# Interaction Term in Tomonaga-Luttinger Model

I am studying Tomonaga-Luttinger Model from Altland and Simon's textbook called Condensed Matter Field Theory. From the derivation, I am stuck with showing that the contribution to the interaction term comes only from $$(k, k', q) = (\pm k_F, \pm k_F, 0)$$ and $$(k, k', q) = (\pm k_F, \mp k_F, 2k_F)$$.

To elaborate more on this, the textbook starts from the 1-D jellium model (sorry if the terminology is wrong), namely, $$H=\sum_k a_k^\dagger(\epsilon_k-E_F)a_k+\frac{1}{2L}\sum_{k, k', q\neq0}V_{ee}(q)a_{k+q}^\dagger a_{k'-q}^\dagger a_{k'}a_k \equiv H_0+H_1$$ From the above Hamiltonian, the book first linearizes the first term by expanding in the vicinity of the Fermi energy such that $$H_0=\sum_{s,q}\sigma_sv_Fqa_{sq}^{\dagger}a_{sq}$$ , where s denotes whether $$q$$ is expanded near $$k_F$$ or $$-k_F$$.

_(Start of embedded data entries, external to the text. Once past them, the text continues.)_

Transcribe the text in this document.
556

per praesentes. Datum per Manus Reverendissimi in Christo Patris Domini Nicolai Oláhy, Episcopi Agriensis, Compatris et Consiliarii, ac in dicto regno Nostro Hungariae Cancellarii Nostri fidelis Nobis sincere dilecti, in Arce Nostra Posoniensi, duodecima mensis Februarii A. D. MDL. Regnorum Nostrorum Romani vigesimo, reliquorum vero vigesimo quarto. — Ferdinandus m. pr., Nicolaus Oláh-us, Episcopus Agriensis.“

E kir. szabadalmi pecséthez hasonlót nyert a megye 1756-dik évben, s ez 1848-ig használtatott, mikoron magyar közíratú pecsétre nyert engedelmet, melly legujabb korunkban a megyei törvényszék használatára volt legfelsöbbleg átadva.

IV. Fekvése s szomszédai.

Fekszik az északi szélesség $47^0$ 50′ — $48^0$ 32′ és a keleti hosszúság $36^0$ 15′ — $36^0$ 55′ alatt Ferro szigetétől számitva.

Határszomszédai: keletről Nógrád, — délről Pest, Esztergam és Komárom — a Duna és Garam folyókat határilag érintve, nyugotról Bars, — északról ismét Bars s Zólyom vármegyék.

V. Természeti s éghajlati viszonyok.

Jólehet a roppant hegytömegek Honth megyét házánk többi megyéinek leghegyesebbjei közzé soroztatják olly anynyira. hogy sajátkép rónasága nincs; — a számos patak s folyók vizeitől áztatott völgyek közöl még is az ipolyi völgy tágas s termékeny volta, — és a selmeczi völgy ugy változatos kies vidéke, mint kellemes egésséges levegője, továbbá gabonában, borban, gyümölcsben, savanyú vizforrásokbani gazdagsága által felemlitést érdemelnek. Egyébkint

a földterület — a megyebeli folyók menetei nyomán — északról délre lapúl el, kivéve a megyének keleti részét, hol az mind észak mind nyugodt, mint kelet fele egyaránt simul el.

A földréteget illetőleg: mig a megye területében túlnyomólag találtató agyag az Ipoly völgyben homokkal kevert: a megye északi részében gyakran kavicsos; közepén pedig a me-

Also, noting that $$\rho_{sq}=\sum_{k}a^\dagger_{s, k+q}a_{s,k}$$, $$H_1 = \frac{1}{2L}\sum_{qs}\left[g_4\rho_{s,q}\rho_{s,-q}+g_2\rho_{\bar{s},q}\rho_{s,-q}\right]$$, where $$\bar{s}$$ denotes the complement of $$s$$.

What I do not figure out is the statement of the textbook that only $$(k, k', q) = (\pm k_F, \pm k_F, 0)$$ and $$(k, k', q) = (\pm k_F, \mp k_F, 2k_F)$$ contribute to the summation. For, in the course of using the relation $$\rho_{sq}=\sum_{k}a^\dagger_{s, k+q}a_{s,k}$$, the summation over the entire k and k' seems to have been already conducted. Furthermore, the Fourier transform of 1/r in 1-D is $$-2\gamma_E+ln(1/q^2)$$, so I understand $$q \sim 0$$ mostly contributes to the summation but do not figure out how come $$q \sim 2 k_F$$ also contributes to the summation.

I tried to find any other literature dealing with this issue but in vain. Could anyone please help me understand the abovementioned statement?

In the Tomonaga-Luttinger Model we are considering an effective low energy model for a 1D Fermi system. The low energy excitations of a (non interacting) Fermi gas in any dimension take a particle from just below the Fermi surface to just above the Fermi surface. In 1D the Fermi surface consists of two points (the Fermi points) at $$\pm k_F$$. So there are really two qualitatively different low energy excitations in 1D: Ones that excite a Fermion from just below one Fermi point to just above it ($$q\sim 0$$) and ones that excite a Fermion from just below one Fermi point to just above the other Fermi point ($$q\sim \pm 2k_F$$). This is very different from higher dimensions where we can move continuously around the Fermi surface.